The Description field is a somewhat human readable description of what the entry represents, and the RecordData, and RecordFormat are the "raw" data from the SEL entry.  One other interesting field to look at is the MessageTimeStamp.  CIM has two forms of representing time – one is "relative" and one is "absolute."  If the separator at the end of the string is a ":" then it is a relative (interval) time.  If the separator is "+" or "-" then the last 3 digits are a UTC offset.  In the case of these two instances, they're both relative, which means they were logged after the BMC was supplied with power, but before the BIOS programmed the BMC with a date (so before POST.)

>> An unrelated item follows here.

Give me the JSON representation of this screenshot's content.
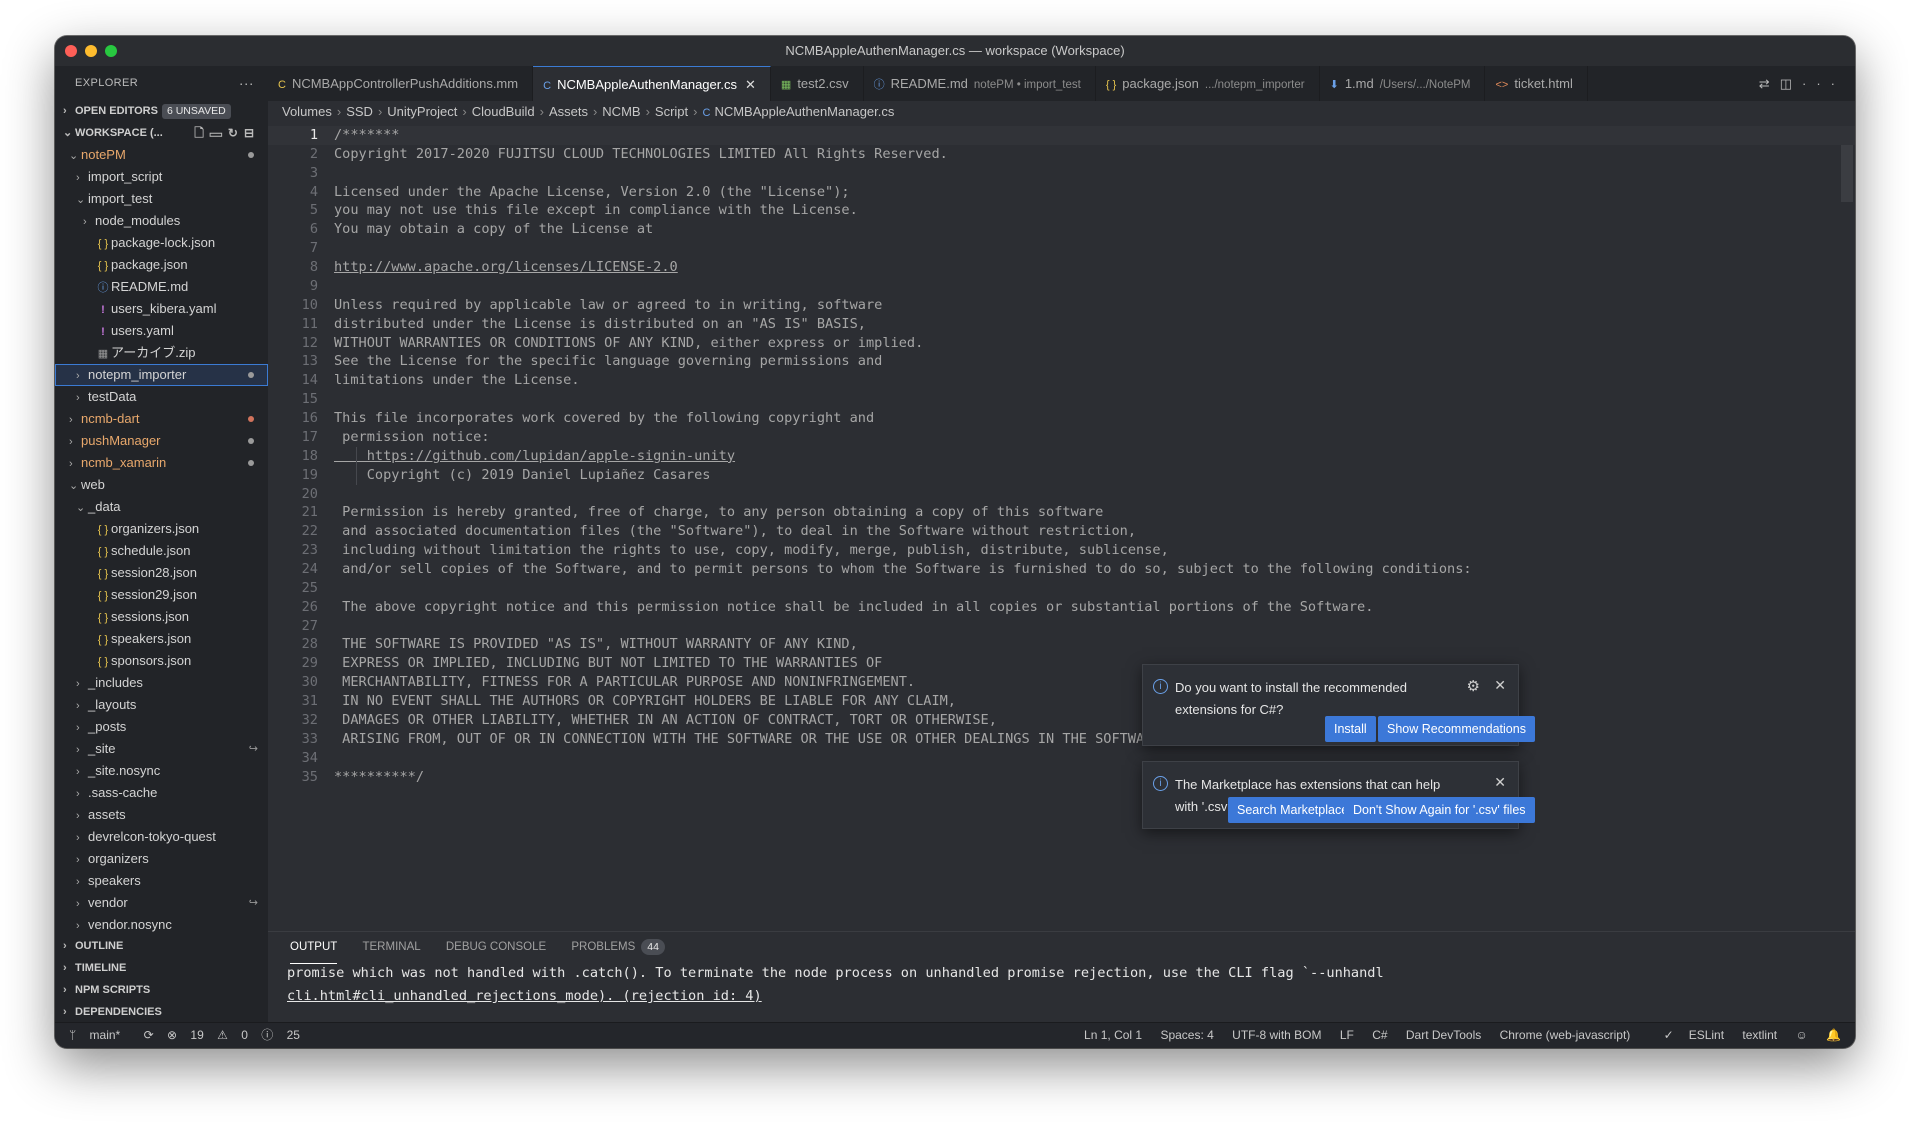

So how do we go about clearing the SEL?  Up to this point, we've only looked at some of the "read-only" aspects of CIM.  To do an operation like clearing the SEL we have to learn how to invoke methods on objects.  But first we need to talk about the difference between an instance, and a reference to that instance, also known as an Object Path. In CIM, when you do an operation like "EnumerateInstances" the results you get back are complete instances.  They have all the properties filled out for the object.  CIM also has a concept called an Object Path, which is a reference to an instance.  It's just the "key" properties, and their values that refer to the instance in question along with the classname, namespace and hostname.  If you're a programmer, you can think of this as a kind of "remote pointer."  If you want to think about it in database terms, the instance is like the full row of the table, and the object path is just the key columns of the row.  The idea is that when you're doing operations or other tasks where you just need to unambiguously refer to a specific thing, you don't want to pass around all the properties, just the bare essentials to be unique. Here's some code that will perform the SEL clearing operation which takes advantage of a pywbem trick to get the object path from an existing instance.

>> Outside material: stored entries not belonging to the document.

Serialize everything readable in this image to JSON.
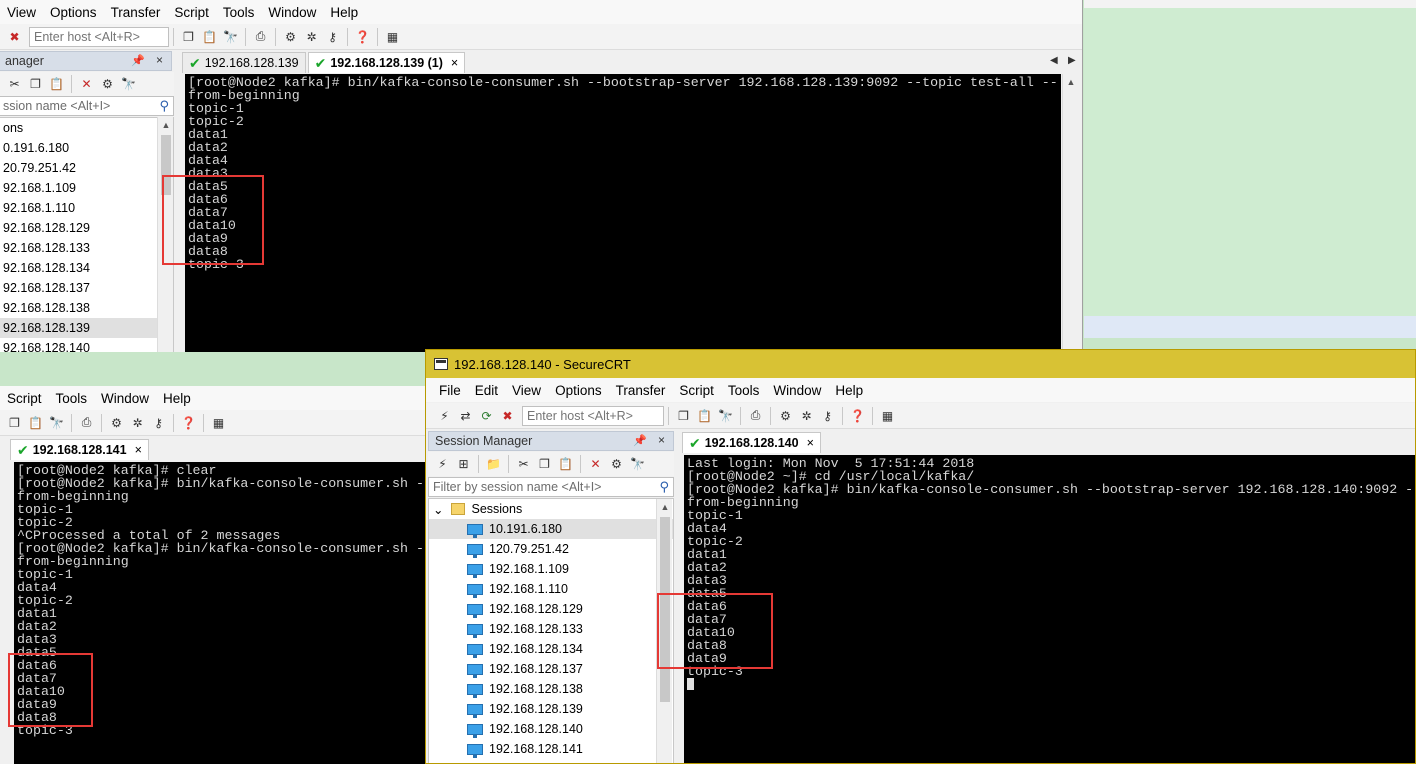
{
  "win_a": {
    "menu": [
      "View",
      "Options",
      "Transfer",
      "Script",
      "Tools",
      "Window",
      "Help"
    ],
    "host_placeholder": "Enter host <Alt+R>",
    "sm_title": "anager",
    "filter_placeholder": "ssion name <Alt+I>",
    "tree_header": "ons",
    "sessions": [
      "0.191.6.180",
      "20.79.251.42",
      "92.168.1.109",
      "92.168.1.110",
      "92.168.128.129",
      "92.168.128.133",
      "92.168.128.134",
      "92.168.128.137",
      "92.168.128.138",
      "92.168.128.139",
      "92.168.128.140"
    ],
    "selected_session": "92.168.128.139",
    "tabs": [
      {
        "label": "192.168.128.139",
        "active": false
      },
      {
        "label": "192.168.128.139 (1)",
        "active": true,
        "close": "×"
      }
    ],
    "terminal": [
      "[root@Node2 kafka]# bin/kafka-console-consumer.sh --bootstrap-server 192.168.128.139:9092 --topic test-all --",
      "from-beginning",
      "topic-1",
      "topic-2",
      "data1",
      "data2",
      "data4",
      "data3",
      "data5",
      "data6",
      "data7",
      "data10",
      "data9",
      "data8",
      "topic-3"
    ]
  },
  "win_b": {
    "menu": [
      "Script",
      "Tools",
      "Window",
      "Help"
    ],
    "tabs": [
      {
        "label": "192.168.128.141",
        "active": true,
        "close": "×"
      }
    ],
    "terminal": [
      "[root@Node2 kafka]# clear",
      "[root@Node2 kafka]# bin/kafka-console-consumer.sh -",
      "from-beginning",
      "topic-1",
      "topic-2",
      "^CProcessed a total of 2 messages",
      "[root@Node2 kafka]# bin/kafka-console-consumer.sh -",
      "from-beginning",
      "topic-1",
      "data4",
      "topic-2",
      "data1",
      "data2",
      "data3",
      "data5",
      "data6",
      "data7",
      "data10",
      "data9",
      "data8",
      "topic-3"
    ]
  },
  "win_c": {
    "title": "192.168.128.140 - SecureCRT",
    "menu": [
      "File",
      "Edit",
      "View",
      "Options",
      "Transfer",
      "Script",
      "Tools",
      "Window",
      "Help"
    ],
    "host_placeholder": "Enter host <Alt+R>",
    "sm_title": "Session Manager",
    "filter_placeholder": "Filter by session name <Alt+I>",
    "tree_header": "Sessions",
    "sessions": [
      "10.191.6.180",
      "120.79.251.42",
      "192.168.1.109",
      "192.168.1.110",
      "192.168.128.129",
      "192.168.128.133",
      "192.168.128.134",
      "192.168.128.137",
      "192.168.128.138",
      "192.168.128.139",
      "192.168.128.140",
      "192.168.128.141"
    ],
    "selected_session": "10.191.6.180",
    "tabs": [
      {
        "label": "192.168.128.140",
        "active": true,
        "close": "×"
      }
    ],
    "terminal": [
      "Last login: Mon Nov  5 17:51:44 2018",
      "[root@Node2 ~]# cd /usr/local/kafka/",
      "[root@Node2 kafka]# bin/kafka-console-consumer.sh --bootstrap-server 192.168.128.140:9092 -",
      "from-beginning",
      "topic-1",
      "data4",
      "topic-2",
      "data1",
      "data2",
      "data3",
      "data5",
      "data6",
      "data7",
      "data10",
      "data8",
      "data9",
      "topic-3"
    ]
  },
  "colors": {
    "titlebar_active": "#d8c234",
    "terminal_bg": "#000000",
    "terminal_fg": "#d6d6d6",
    "highlight_box": "#e53935",
    "tab_check": "#1aa52a"
  },
  "icons": [
    "disconnect-icon",
    "copy-icon",
    "paste-icon",
    "find-icon",
    "print-icon",
    "options-icon",
    "keymap-icon",
    "key-icon",
    "help-icon",
    "sftp-icon",
    "cut-icon",
    "delete-icon",
    "properties-icon",
    "search-icon",
    "checkmark-icon",
    "folder-icon",
    "monitor-icon"
  ]
}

def doClearSEL(client, selInstance):

   # InvokeMethod operates on "object paths" not instances

   selPath = selInstance.path

   try:

      print 'Clearing SEL for %s' % (selPath['InstanceID'])

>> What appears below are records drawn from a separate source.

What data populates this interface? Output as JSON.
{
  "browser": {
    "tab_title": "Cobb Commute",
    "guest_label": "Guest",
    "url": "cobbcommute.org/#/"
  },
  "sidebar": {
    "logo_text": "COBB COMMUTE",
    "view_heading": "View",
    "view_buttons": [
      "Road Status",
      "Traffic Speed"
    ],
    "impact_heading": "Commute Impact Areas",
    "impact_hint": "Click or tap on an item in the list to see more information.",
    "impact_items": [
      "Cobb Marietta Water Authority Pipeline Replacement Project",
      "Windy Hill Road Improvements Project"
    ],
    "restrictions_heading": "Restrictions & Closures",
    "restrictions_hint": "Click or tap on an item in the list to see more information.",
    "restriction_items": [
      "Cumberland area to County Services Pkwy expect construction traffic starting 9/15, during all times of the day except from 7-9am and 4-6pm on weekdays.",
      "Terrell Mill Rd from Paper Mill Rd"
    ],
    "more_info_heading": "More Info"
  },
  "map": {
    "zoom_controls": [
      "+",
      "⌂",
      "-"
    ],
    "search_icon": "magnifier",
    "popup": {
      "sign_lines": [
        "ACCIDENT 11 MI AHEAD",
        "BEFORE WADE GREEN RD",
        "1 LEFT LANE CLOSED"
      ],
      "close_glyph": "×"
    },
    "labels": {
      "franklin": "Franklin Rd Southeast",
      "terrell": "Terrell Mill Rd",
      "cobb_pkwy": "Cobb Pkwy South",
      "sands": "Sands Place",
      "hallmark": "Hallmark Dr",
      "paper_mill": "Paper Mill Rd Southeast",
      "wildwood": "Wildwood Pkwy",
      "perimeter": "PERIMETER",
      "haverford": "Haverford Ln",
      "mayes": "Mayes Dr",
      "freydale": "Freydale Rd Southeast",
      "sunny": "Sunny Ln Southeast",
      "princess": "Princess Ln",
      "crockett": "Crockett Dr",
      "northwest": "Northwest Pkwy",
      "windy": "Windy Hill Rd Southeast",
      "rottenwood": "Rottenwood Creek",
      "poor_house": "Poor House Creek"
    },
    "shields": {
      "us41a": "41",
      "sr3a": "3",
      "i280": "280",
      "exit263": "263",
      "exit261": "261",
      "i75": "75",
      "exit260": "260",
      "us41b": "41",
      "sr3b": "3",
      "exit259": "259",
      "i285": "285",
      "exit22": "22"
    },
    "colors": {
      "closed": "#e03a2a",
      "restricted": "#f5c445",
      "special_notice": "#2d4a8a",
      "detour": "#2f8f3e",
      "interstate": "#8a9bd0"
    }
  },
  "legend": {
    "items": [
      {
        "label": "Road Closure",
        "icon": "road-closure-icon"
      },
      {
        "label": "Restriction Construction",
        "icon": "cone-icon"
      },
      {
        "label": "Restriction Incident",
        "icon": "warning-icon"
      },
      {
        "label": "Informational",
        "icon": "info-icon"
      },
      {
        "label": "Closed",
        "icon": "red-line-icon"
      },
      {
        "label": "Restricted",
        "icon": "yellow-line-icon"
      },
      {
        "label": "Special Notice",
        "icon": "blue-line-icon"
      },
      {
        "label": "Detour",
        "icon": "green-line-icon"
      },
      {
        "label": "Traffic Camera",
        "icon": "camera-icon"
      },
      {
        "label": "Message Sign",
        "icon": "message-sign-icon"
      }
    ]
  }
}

      (retval, outparams) = client.InvokeMethod('ClearLog', selPath)

      retval = 0

      if retval == 0:

         print 'Completed'

      elif retval == 1:

         print 'Not supported'

      else:

         print 'Error: ' + retval

   except pywbem.CIMError, arg:

      print 'Exception: ' + arg[1]

Most of the code is just error handling and reporting.  We're invoking the method called "ClearLog" on the SELs object path.

The 
attached example puts this all together in one small tool that can dump the SEL information, or clear it if you pass the optional "-c" argument.